York’s Free-Speech Movement

In the wake of mounting repression by the administration, student activists intensified their efforts to defy restrictions on speech and assembly, sparking a veritable York free-speech movement in the spirit of the Berkely Free-Speech Movement, which had arisen exactly four decades earlier.

Several animated, unauthorized demonstrations were held in Vari Hall, resulting in more disciplinary actions. I also received another missive from my dean, this time falsely suggesting that I was requiring students to participate in illegal demonstrations in violation of the collective agreement. Things finally came to a head in January, 2005, when the York administration called the Toronto police onto the campus to bust up a peaceful student demonstration in Vari Hall, held in protest of the second inauguration of George W. Bush. Students were attacked and arrested, charged with trespassing on private property and assaulting police officers (ironically, the university’s own cameras documented the opposite).
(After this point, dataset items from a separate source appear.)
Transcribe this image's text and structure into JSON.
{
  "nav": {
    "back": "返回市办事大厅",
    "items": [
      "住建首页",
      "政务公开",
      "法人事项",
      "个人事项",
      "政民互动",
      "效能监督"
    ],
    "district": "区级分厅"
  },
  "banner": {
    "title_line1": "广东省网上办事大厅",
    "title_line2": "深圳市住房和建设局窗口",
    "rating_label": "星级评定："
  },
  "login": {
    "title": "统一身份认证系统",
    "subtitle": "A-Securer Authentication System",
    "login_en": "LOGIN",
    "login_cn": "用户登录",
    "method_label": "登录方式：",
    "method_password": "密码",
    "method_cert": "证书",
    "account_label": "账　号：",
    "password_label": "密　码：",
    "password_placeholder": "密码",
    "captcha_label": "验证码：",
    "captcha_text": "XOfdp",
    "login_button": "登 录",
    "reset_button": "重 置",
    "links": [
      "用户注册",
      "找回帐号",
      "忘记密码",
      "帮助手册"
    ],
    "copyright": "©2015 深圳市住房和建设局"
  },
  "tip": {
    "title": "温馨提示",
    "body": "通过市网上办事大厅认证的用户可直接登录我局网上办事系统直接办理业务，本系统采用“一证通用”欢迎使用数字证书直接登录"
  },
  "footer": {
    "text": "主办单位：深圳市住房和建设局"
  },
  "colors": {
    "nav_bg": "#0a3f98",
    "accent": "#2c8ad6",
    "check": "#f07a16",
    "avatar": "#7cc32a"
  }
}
The dramatic events of January 20 triggered an outpouring of protest and sparked the largest demonstrations in York’s history. York’s unions and Senate denounced the administration, and the Canadian Association of University Teachers was called upon to launch a formal investigation of York’s repressive regime. The Senate has undertaken a review of the Temporary Use of Space Policy and the administration appeared to be on the defensive, for now.

These experiences at York followed inevitably from the administration’s efforts to relocate the university from the public to the private sector. Moreover, York has been in the vanguard of Canadian universities in moving from the first, indirect stage of privatization, to the second, brutally direct stage. While many observers might properly be alarmed by this ominous development, it is important also to understand that it has a political silver lining.

Up until now, for over two decades of an incremental, indirect privatization of academia, it has been nearly impossible to mobilize opposition. The changes were too subtle, abstract and arcane, and far removed from the realm of action. The harsh arrival of this more direct second stage, suddenly renders privatization far more palpable and explosive, arousing opposition and enabling real mobilization on the ground. People can now witness the transformation first-hand and up close, and take ready action to resist it, not merely to re-occupy privatized public spaces but, in so doing, to reassert and affirm the collective vision that created our public institutions in the first place.

If York’s repressive initiative is an example for administrators of how to privatize universities, so the resistance it has generated is an example to the rest of us of how to fight it, and, indeed, how to revitalize a moribund social movement.

This article appeared in the September/October 2005 issue of Canadian Dimension (The Battle for Canadian Universities).